Hardware-in-the-Loop Simulation Evaluation of Adaptive Signal Control


Dr. Seung Kook Wu, Georgia Tech  
Matthew Roe, MSCE, Georgia Tech
Dr. Michael Rodgers, Principal Research Scientist, Georgia Tech
Dr. Michael Hunter, Associate Professor, Georgia Tech

Project Overview:

Increasingly, adaptive signal control and other non-traditional solutions are being implemented in an attempt to improve signal system efficiencies, reduce congestion, enhance signal control responsiveness to incidents, and reduce signal re-timing costs.  As part of a recent adaptive signal control implementation in Cobb County, Georgia, a before-and-after operational comparison of an optimized time-of-day (T.O.D.) and an adaptive control system was undertaken.  The focus of this operational analysis was typical operating performance during the weekday peak, weekday off-peak, and weekend travel periods.  The initial study resulted in a general conclusion that under typical existing traffic conditions, both the well calibrated T.O.D. and adaptive control systems provided good, although similar, performance.

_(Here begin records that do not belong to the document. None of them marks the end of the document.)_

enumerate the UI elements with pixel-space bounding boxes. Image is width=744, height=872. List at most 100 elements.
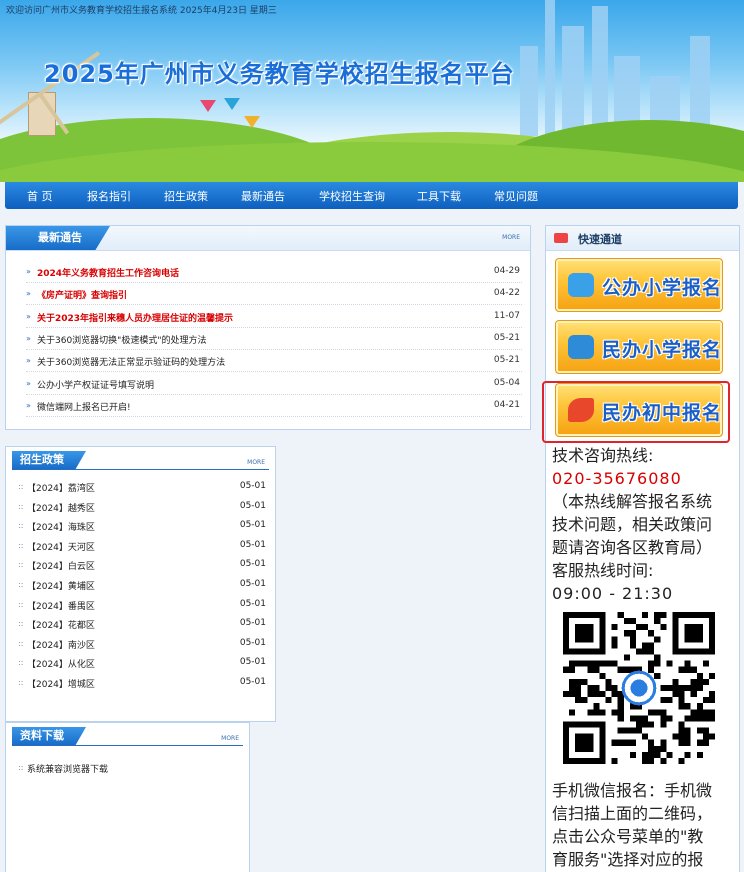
policy-date: 05-01 [239, 677, 266, 687]
nav-school-query[interactable]: 学校招生查询 [319, 188, 385, 204]
nav-faq[interactable]: 常见问题 [494, 188, 538, 204]
bullet-icon: :: [18, 678, 24, 687]
download-item-text: 系统兼容浏览器下载 [27, 765, 109, 775]
policy-date: 05-01 [239, 637, 266, 648]
policy-row[interactable]: :: 【2024】越秀区 05-01 [18, 498, 266, 517]
bullet-icon: :: [18, 501, 24, 511]
policy-title-text: 【2024】花都区 [27, 621, 95, 632]
bullet-icon: :: [18, 521, 24, 531]
policy-row[interactable]: :: 【2024】黄埔区 05-01 [18, 576, 266, 595]
downloads-more-link[interactable]: MORE [221, 735, 239, 742]
notice-title: 2024年义务教育招生工作咨询电话 [37, 269, 180, 279]
list-item[interactable]: :: 系统兼容浏览器下载 [18, 759, 238, 778]
policy-date: 05-01 [239, 520, 266, 531]
wechat-qr-code [563, 612, 715, 764]
notice-row[interactable]: » 公办小学产权证证号填写说明 05-04 [26, 373, 522, 395]
policy-row[interactable]: :: 【2024】番禺区 05-01 [18, 596, 266, 615]
bullet-icon: :: [18, 540, 24, 550]
tower-decoration [562, 26, 584, 136]
hotline-number: 020-35676080 [552, 469, 682, 488]
wechat-text-line: 点击公众号菜单的"教 [552, 827, 704, 846]
policy-date: 05-01 [239, 598, 266, 609]
arrow-icon: » [26, 356, 31, 366]
arrow-icon: » [26, 333, 31, 343]
policy-title-text: 【2024】荔湾区 [27, 484, 95, 494]
welcome-text: 欢迎访问广州市义务教育学校招生报名系统 2025年4月23日 星期三 [6, 6, 277, 16]
notice-title: 微信端网上报名已开启! [37, 402, 131, 413]
public-primary-register-button[interactable]: 公办小学报名 [555, 258, 723, 312]
private-primary-register-button[interactable]: 民办小学报名 [555, 320, 723, 374]
quick-access-header: 快速通道 [546, 226, 739, 251]
notices-panel: 最新通告 MORE » 2024年义务教育招生工作咨询电话 04-29 » 《房产证明》… [5, 225, 531, 430]
policy-panel: 招生政策 MORE :: 【2024】荔湾区 05-01:: 【2024】越秀区 05-… [5, 446, 276, 722]
notices-more-link[interactable]: MORE [502, 234, 520, 241]
bullet-icon: :: [18, 638, 24, 648]
school-icon [568, 273, 594, 297]
button-label: 公办小学报名 [602, 277, 723, 299]
policy-row[interactable]: :: 【2024】海珠区 05-01 [18, 517, 266, 536]
bullet-icon: :: [18, 482, 24, 491]
arrow-icon: » [26, 378, 31, 388]
notice-row[interactable]: » 《房产证明》查询指引 04-22 [26, 283, 522, 306]
notice-row[interactable]: » 微信端网上报名已开启! 04-21 [26, 395, 522, 417]
policy-title-text: 【2024】从化区 [27, 660, 95, 671]
notice-row[interactable]: » 关于360浏览器切换"极速模式"的处理方法 05-21 [26, 328, 522, 350]
notice-title: 关于2023年指引来穗人员办理居住证的温馨提示 [37, 313, 234, 324]
nav-policy[interactable]: 招生政策 [164, 188, 208, 204]
notice-row[interactable]: » 关于2023年指引来穗人员办理居住证的温馨提示 11-07 [26, 306, 522, 328]
notice-row[interactable]: » 关于360浏览器无法正常显示验证码的处理方法 05-21 [26, 350, 522, 373]
policy-row[interactable]: :: 【2024】荔湾区 05-01 [18, 478, 266, 497]
policy-title: 招生政策 [12, 451, 86, 469]
policy-row[interactable]: :: 【2024】白云区 05-01 [18, 556, 266, 575]
notice-row[interactable]: » 2024年义务教育招生工作咨询电话 04-29 [26, 261, 522, 283]
downloads-panel: 资料下载 MORE :: 系统兼容浏览器下载 [5, 722, 250, 872]
divider [12, 469, 269, 470]
policy-row[interactable]: :: 【2024】增城区 05-01 [18, 674, 266, 693]
notice-date: 05-21 [493, 332, 520, 343]
policy-date: 05-01 [239, 481, 266, 491]
bullet-icon: :: [18, 658, 24, 668]
computer-icon [568, 335, 594, 359]
hotline-label: 技术咨询热线: [552, 446, 654, 465]
bullet-icon: :: [18, 599, 24, 609]
arrow-icon: » [26, 267, 31, 276]
arrow-icon: » [26, 289, 31, 299]
nav-notices[interactable]: 最新通告 [241, 188, 285, 204]
notice-title: 公办小学产权证证号填写说明 [37, 380, 155, 391]
notice-date: 05-21 [493, 355, 520, 366]
service-label: 客服热线时间: [552, 561, 654, 580]
kite-icon [244, 116, 260, 128]
policy-row[interactable]: :: 【2024】从化区 05-01 [18, 654, 266, 673]
policy-title-text: 【2024】番禺区 [27, 601, 95, 612]
page-title: 2025年广州市义务教育学校招生报名平台 [44, 60, 515, 88]
policy-row[interactable]: :: 【2024】天河区 05-01 [18, 537, 266, 556]
nav-guide[interactable]: 报名指引 [87, 188, 131, 204]
nav-home[interactable]: 首 页 [27, 188, 53, 204]
nav-downloads[interactable]: 工具下载 [417, 188, 461, 204]
policy-date: 05-01 [239, 579, 266, 589]
notice-date: 05-04 [493, 377, 520, 388]
hotline-note-line: 技术问题，相关政策问 [552, 515, 713, 534]
button-label: 民办小学报名 [602, 339, 723, 361]
policy-row[interactable]: :: 【2024】花都区 05-01 [18, 615, 266, 634]
policy-date: 05-01 [239, 618, 266, 629]
policy-row[interactable]: :: 【2024】南沙区 05-01 [18, 635, 266, 654]
bullet-icon: :: [18, 763, 24, 772]
notice-title: 《房产证明》查询指引 [37, 291, 128, 302]
tower-decoration [545, 0, 555, 136]
tower-decoration [520, 46, 538, 136]
policy-title-text: 【2024】海珠区 [27, 523, 95, 534]
tower-decoration [592, 6, 608, 136]
policy-title-text: 【2024】越秀区 [27, 503, 95, 514]
policy-date: 05-01 [239, 539, 266, 550]
policy-title-text: 【2024】南沙区 [27, 640, 95, 651]
bullet-icon: :: [18, 560, 24, 570]
notice-date: 11-07 [493, 310, 520, 321]
policy-more-link[interactable]: MORE [247, 459, 265, 466]
notice-date: 04-22 [493, 288, 520, 299]
wechat-text-line: 手机微信报名：手机微 [552, 781, 713, 800]
divider [12, 745, 243, 746]
policy-title-text: 【2024】白云区 [27, 562, 95, 573]
arrow-icon: » [26, 400, 31, 410]
notices-header: 最新通告 MORE [6, 226, 530, 251]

Numerous others have also conducted field studies of various adaptive control systems.  A lack of consensus seems to be present regarding the benefits of adaptive control, with results often dependent on site specific issues, quality of before timing plans, selected performance metrics, etc.

However, in addition to operational performance under current traffic conditions the evaluation and selection of a signal control system should consider the system responsiveness to normal day-to-day variation in traffic demands, special events, incidents, future traffic demands, and other conditions.  A field data based study will typically not allow for an evaluation of control types under such conditions.  Non-recurring and future growth performance testing is more directly suited to simulation based evaluations.  Simulation is often utilized for the evaluation of Intelligent Transportation Systems (ITS) because it allows for controlled experiments to be conducted and statistically strong conclusions to be drawn, particularly in instances where it is not feasible or possible to use field data for an evaluation. However, potential drawbacks exist when utilizing simulation to evaluate cutting-edge or proprietary ITS implementations. First, no software emulation of the ITS in question may be available, and second, the software emulation of the ITS, if available, is not guaranteed to be an accurate representation of its real-world counterpart.

To overcome the limitations of field data or simulation only studies, hardware-in-the-loop simulation (HILS) may be utilized.  In traffic engineering the concept of HILS typically involves combining a microscopic traffic simulation program with a real-world traffic controller.  By enabling the controller to interact with the simulation model, the benefit of simulation analysis is gained while retaining the full functionality of the real-world system.  There have been numerous successful applications of HILS in the development, testing and evaluation of ITS in the transportation environment.

The schematic in Figure 1-a represents a notational field implementation of adaptive control and T.O.D. control.  The controllers residing in field cabinets communicate through fiber optic cables and modems.  The schematic shown in Figure 1-b is the adopted HILS system that replaces the physical roadway network with a simulated one.  The detector actuations from vehicles in the VISSIM model are sent out to the real-world controllers. Signal state information from the real-world controllers is accepted by the model.  Between the model and the real-world controller is a hardware device that facilitates the communication between the two, called a Controller Interface Device (CID).  

This research examined the initial findings of a HILS evaluation of ACTRA (i.e. T.O.D.) and SCATS (i.e. adaptive) signal control on an eleven-intersection section of Cobb Parkway, in Cobb County, Georgia.  It was seen that the HILS test bed generally provided a reasonable representation of both the T.O.D. and adaptive signal control performance.  However, it was noted that the adaptive control AM HILS results contain some unexpected behaviors, not observed in the field, in the southbound direction.  The explanation currently under investigation is that the responsive nature of adaptive control may be resulting in poor performance when the simulation contains a short term unrealistic behavior, whereas the relationships appear to indicate that for the system studied, the adaptive control may be more responsive to overall traffic demand. Initial indications are that during peak conditions, both control strategies provide similar performance, however, during the hours bordering the peaks, adaptive control is likely able to provide control more tailored to the current conditions.  Future efforts will further explore the findings.  In addition, the next phase of this effort will expand the scenario analysis to include growth scenarios, non-recurring congestion, and special events.

Sponsored by Cobb County Department of Transportation